By Simon Albaugh – Yemeni American News

HAMTRAMCK, Mich. – Hamtramck’s newly elected officials, including its new mayor and three new city council members, will be sworn-in on Sunday, Jan. 2 at the Hamtramck High School Community Center.

After this year’s high-energy election, the new mayor – Amer Ghalib – will take the leadership of the city. His campaign centered around a more intuitive dialogue between residents and their elected officials. One of the most concrete plans for Ghalib’s time in office, he says, is making sure to listen to the residents he leads.

The three city councilmember-elects also needed to run exceptional campaigns during a crowded election. Adam Albarmaki, Amanda Jaczkowski and Khalil Refai will compose an almost entirely new body of elected officials. The only remaining councilmembers from the previous city government are Mohammed Hassan, Nayeem Choudhury and Mohammed Alsomiri.

The swearing-in will take place on Jan. 2, at 1:00pm. Doors open at 12:30, with light refreshments served. Attendants are requested to wear a mask.


This Government is Different

For the first time in American History, a Muslim mayor will be leading not just one, but three US Cities, including Hamtramck. While this is a historical moment for Muslim and Arab Americans in the diaspora, Hamtramck has taken this historic moment even further.

With the election of the three new city councilmembers, Hamtramck will have an elected body entirely composed of Muslim Americans. Adam Albarmaki, Khalil Refai and Mohammed Alsomiri are Yemeni Americans who have earned a spot on the council while emerging from Hamtramck’s numerous Yemeni American population.

Mohammed Hassan and Nayeem Choudhury are from the famous Bangladeshi American enclave. And Amanda Jaczkowski seems to bridge the old and new definitions of the city by being a Polish American follower of the faith.

This new composition for the city’s leadership has been highlighted by many, including the Arab American News and even CNN. But while the photo-ops and celebrations are still ongoing, the work begins soon after the new year.


The Campaign Proposals for City Government

Ghalib, Albarmaki and Jaczkowski previously talked with the Yemeni American News about their plans for the new era in Hamtramck’s History.
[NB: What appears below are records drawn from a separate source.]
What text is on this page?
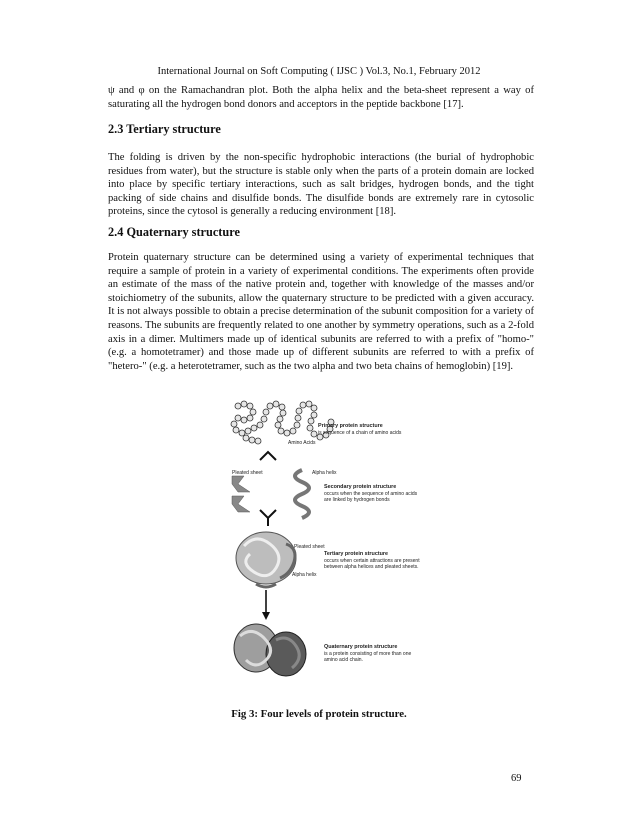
International Journal on Soft Computing ( IJSC ) Vol.3, No.1, February 2012

ψ and φ on the Ramachandran plot. Both the alpha helix and the beta-sheet represent a way of saturating all the hydrogen bond donors and acceptors in the peptide backbone [17].

2.3 Tertiary structure

The folding is driven by the non-specific hydrophobic interactions (the burial of hydrophobic residues from water), but the structure is stable only when the parts of a protein domain are locked into place by specific tertiary interactions, such as salt bridges, hydrogen bonds, and the tight packing of side chains and disulfide bonds. The disulfide bonds are extremely rare in cytosolic proteins, since the cytosol is generally a reducing environment [18].

2.4 Quaternary structure

Protein quaternary structure can be determined using a variety of experimental techniques that require a sample of protein in a variety of experimental conditions. The experiments often provide an estimate of the mass of the native protein and, together with knowledge of the masses and/or stoichiometry of the subunits, allow the quaternary structure to be predicted with a given accuracy. It is not always possible to obtain a precise determination of the subunit composition for a variety of reasons. The subunits are frequently related to one another by symmetry operations, such as a 2-fold axis in a dimer. Multimers made up of identical subunits are referred to with a prefix of "homo-" (e.g. a homotetramer) and those made up of different subunits are referred to with a prefix of "hetero-" (e.g. a heterotetramer, such as the two alpha and two beta chains of hemoglobin) [19].

Primary protein structure
is sequence of a chain of amino acids
Amino Acids
Pleated sheet	Alpha helix
Secondary protein structure
occurs when the sequence of amino acids
are linked by hydrogen bonds
Pleated sheet
Tertiary protein structure
occurs when certain attractions are present
between alpha helices and pleated sheets.
Alpha helix
Quaternary protein structure
is a protein consisting of more than one
amino acid chain.
Fig 3: Four levels of protein structure.
69
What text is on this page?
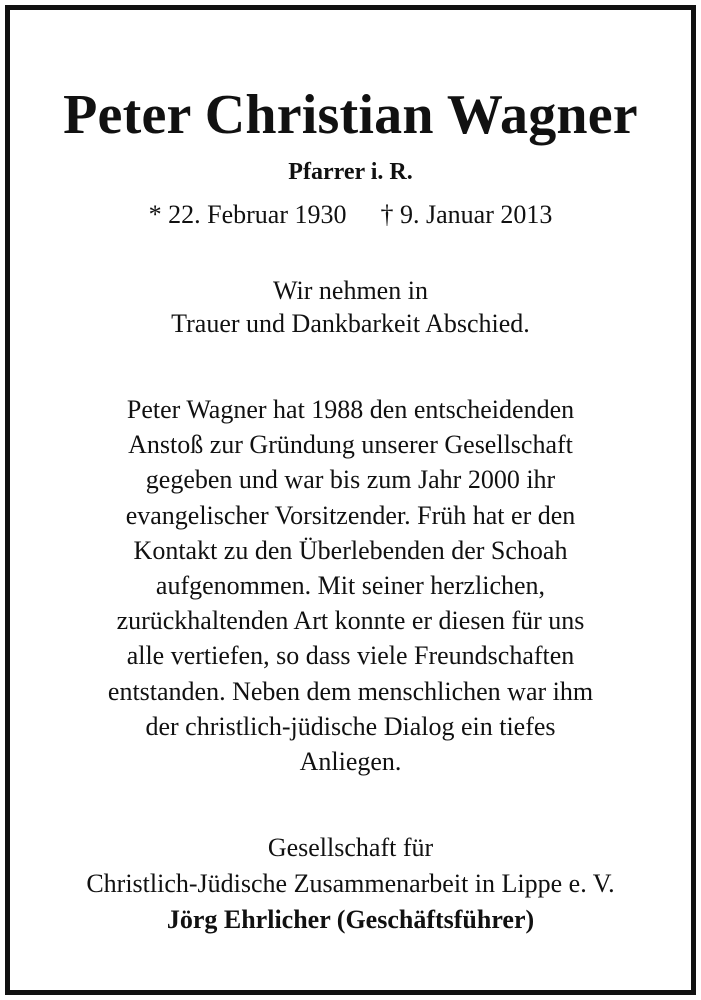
Peter Christian Wagner
Pfarrer i. R.
* 22. Februar 1930 † 9. Januar 2013
Wir nehmen in
Trauer und Dankbarkeit Abschied.
Peter Wagner hat 1988 den entscheidenden
Anstoß zur Gründung unserer Gesellschaft
gegeben und war bis zum Jahr 2000 ihr
evangelischer Vorsitzender. Früh hat er den
Kontakt zu den Überlebenden der Schoah
aufgenommen. Mit seiner herzlichen,
zurückhaltenden Art konnte er diesen für uns
alle vertiefen, so dass viele Freundschaften
entstanden. Neben dem menschlichen war ihm
der christlich-jüdische Dialog ein tiefes
Anliegen.
Gesellschaft für
Christlich-Jüdische Zusammenarbeit in Lippe e. V.
Jörg Ehrlicher (Geschäftsführer)
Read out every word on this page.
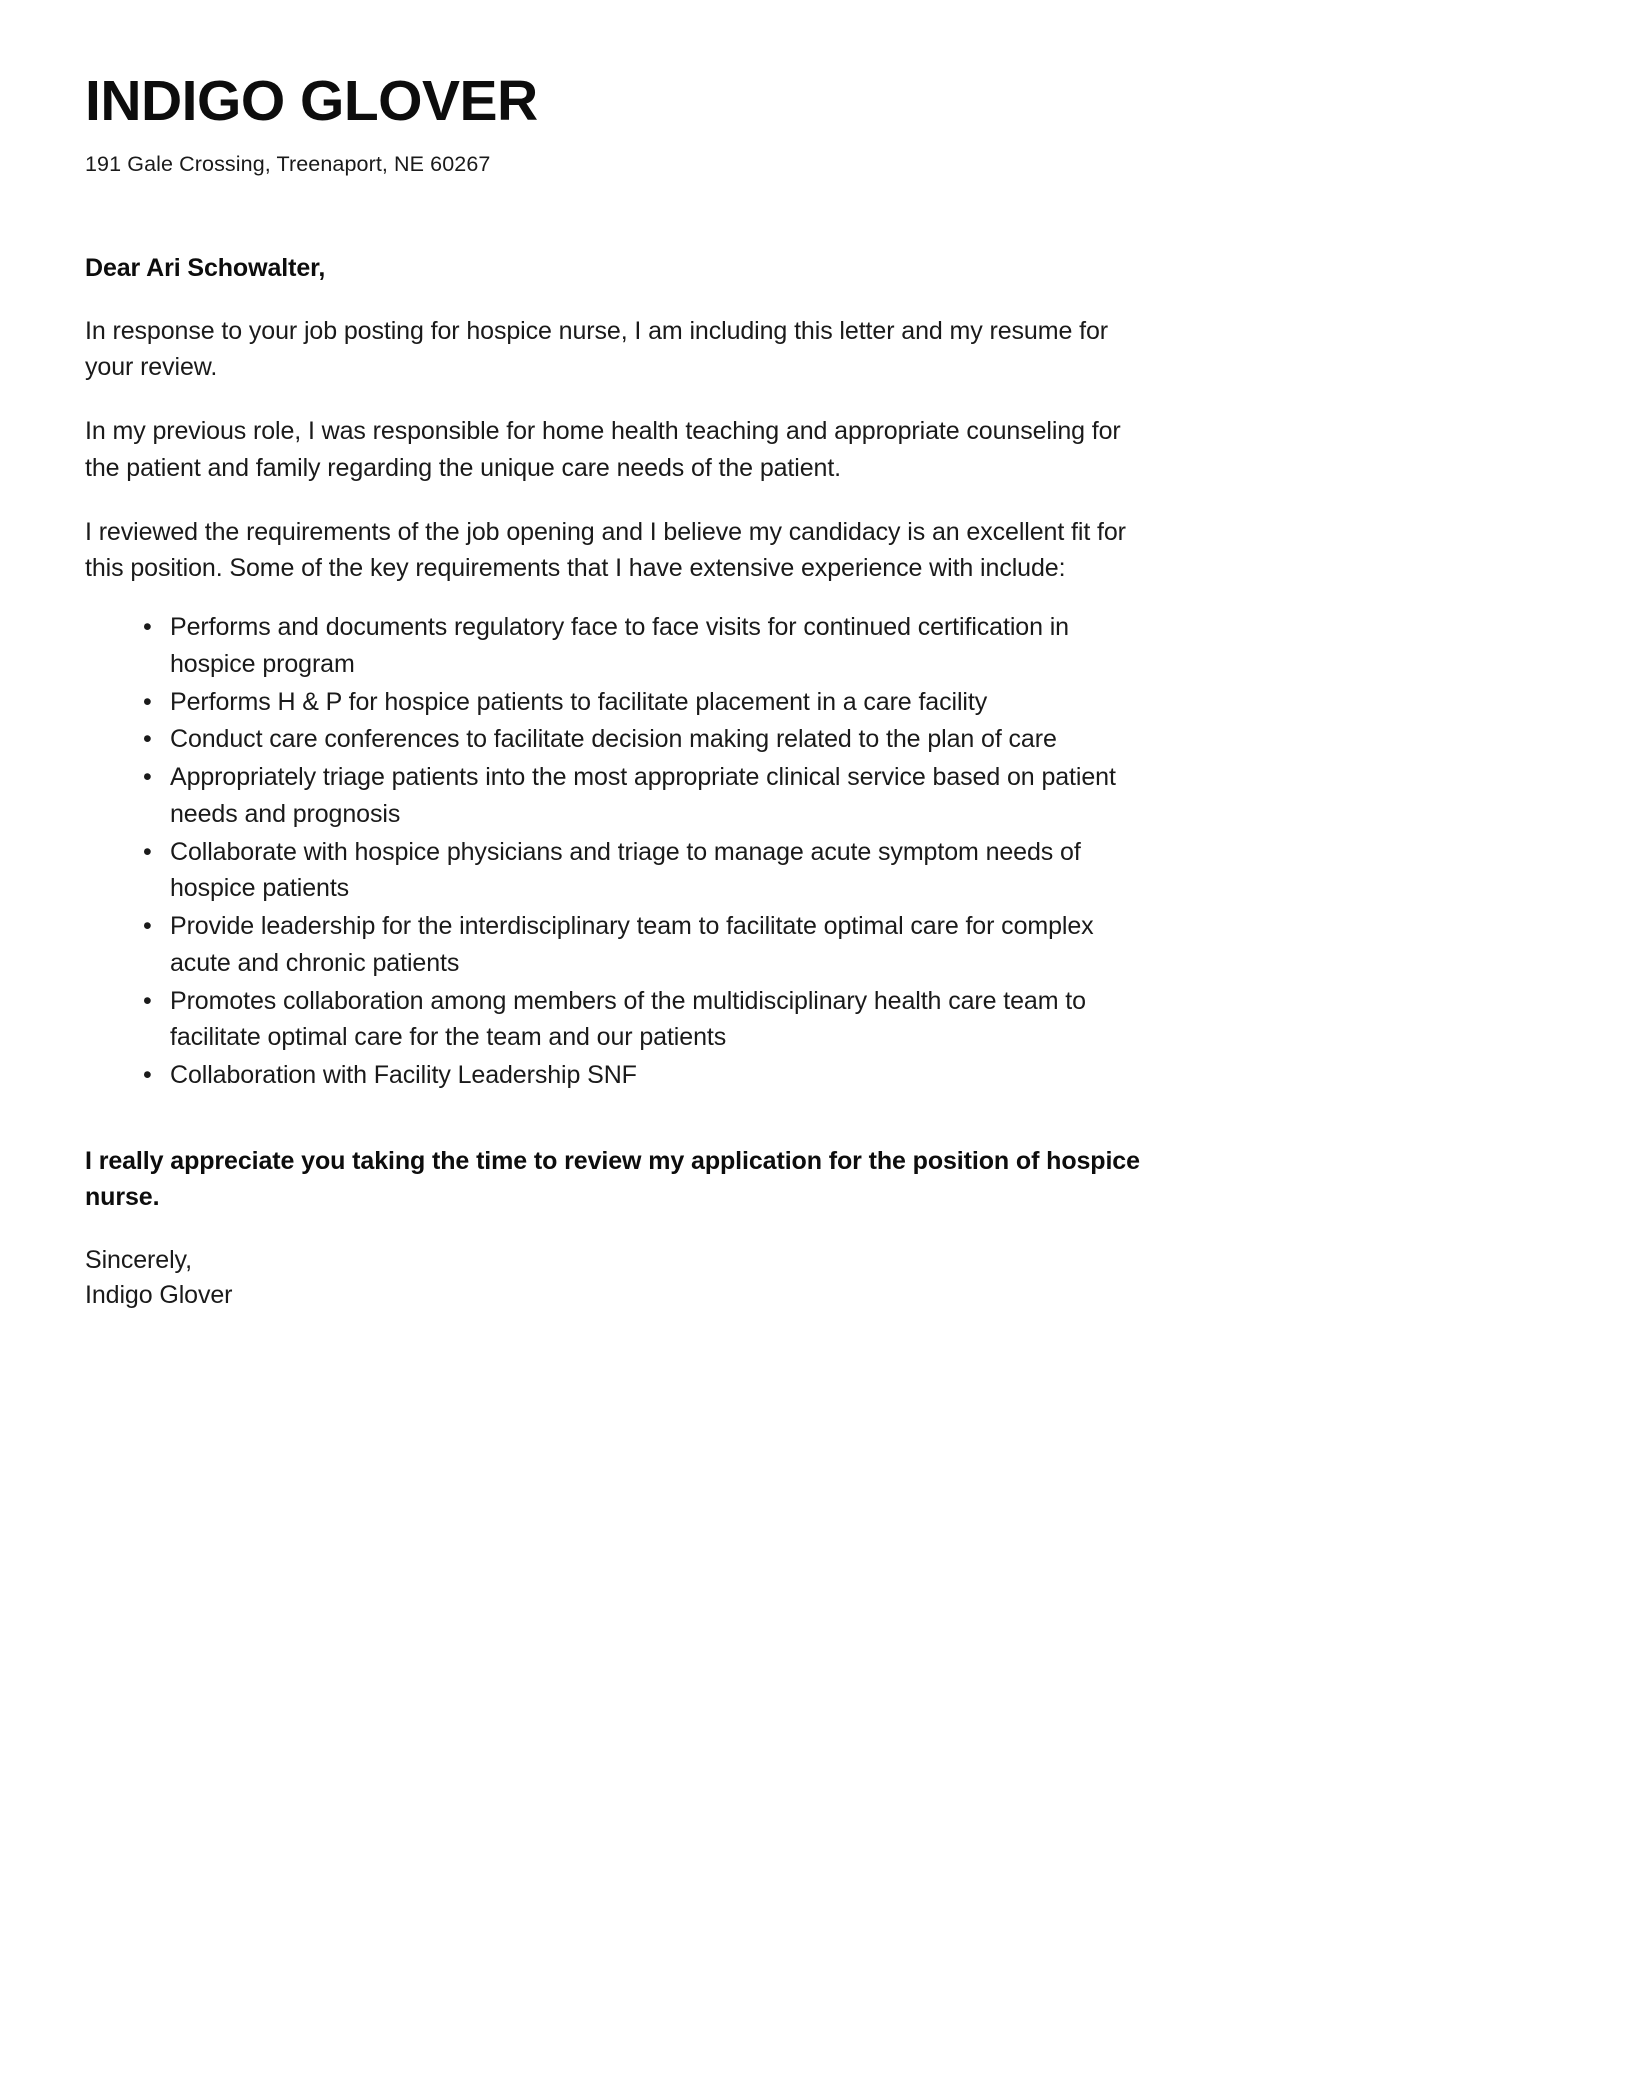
INDIGO GLOVER

191 Gale Crossing, Treenaport, NE 60267

Dear Ari Schowalter,

In response to your job posting for hospice nurse, I am including this letter and my resume for your review.

In my previous role, I was responsible for home health teaching and appropriate counseling for the patient and family regarding the unique care needs of the patient.

I reviewed the requirements of the job opening and I believe my candidacy is an excellent fit for this position. Some of the key requirements that I have extensive experience with include:

• Performs and documents regulatory face to face visits for continued certification in hospice program
• Performs H & P for hospice patients to facilitate placement in a care facility
• Conduct care conferences to facilitate decision making related to the plan of care
• Appropriately triage patients into the most appropriate clinical service based on patient needs and prognosis
• Collaborate with hospice physicians and triage to manage acute symptom needs of hospice patients
• Provide leadership for the interdisciplinary team to facilitate optimal care for complex acute and chronic patients
• Promotes collaboration among members of the multidisciplinary health care team to facilitate optimal care for the team and our patients
• Collaboration with Facility Leadership SNF

I really appreciate you taking the time to review my application for the position of hospice nurse.

Sincerely,
Indigo Glover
A unifying goal for the candidates was concrete action to alleviate the risk of flooding, as seen over the previous summer.

For Albarmaki, this was at the same place of importance as his goals of resolving City Budget issues. Over this summer, the Hamtramck City Government was told that by the year 2024, the city would go bankrupt. At the root of the city’s challenge is the pension obligation for the city’s retired emergency responders.

“I plan to work on prioritizing funds within our budget to tackle current issues, including pensions for the police and fire department,” Albarmaki said.

For Jaczkowski, this was at the top of the priorities she laid out for the next City Council. “Local Economic Development and Fiscal Stewardship” appeared just above Transparency, Public Health and Infrastructure in a survey of candidates published by local nonprofit All in for Hamtramck.

Khalil Refai did not respond to requests for in interview leading up to the election.

For Mayor-elect Amer Ghalib, the political outsider has said his focus will be on creating a collaborative dialogue between the city’s leadership and its residents. And as the challenges of the city’s previous body of elected officials continue even after the election, the city will need the talent of all its elected officials into the new year.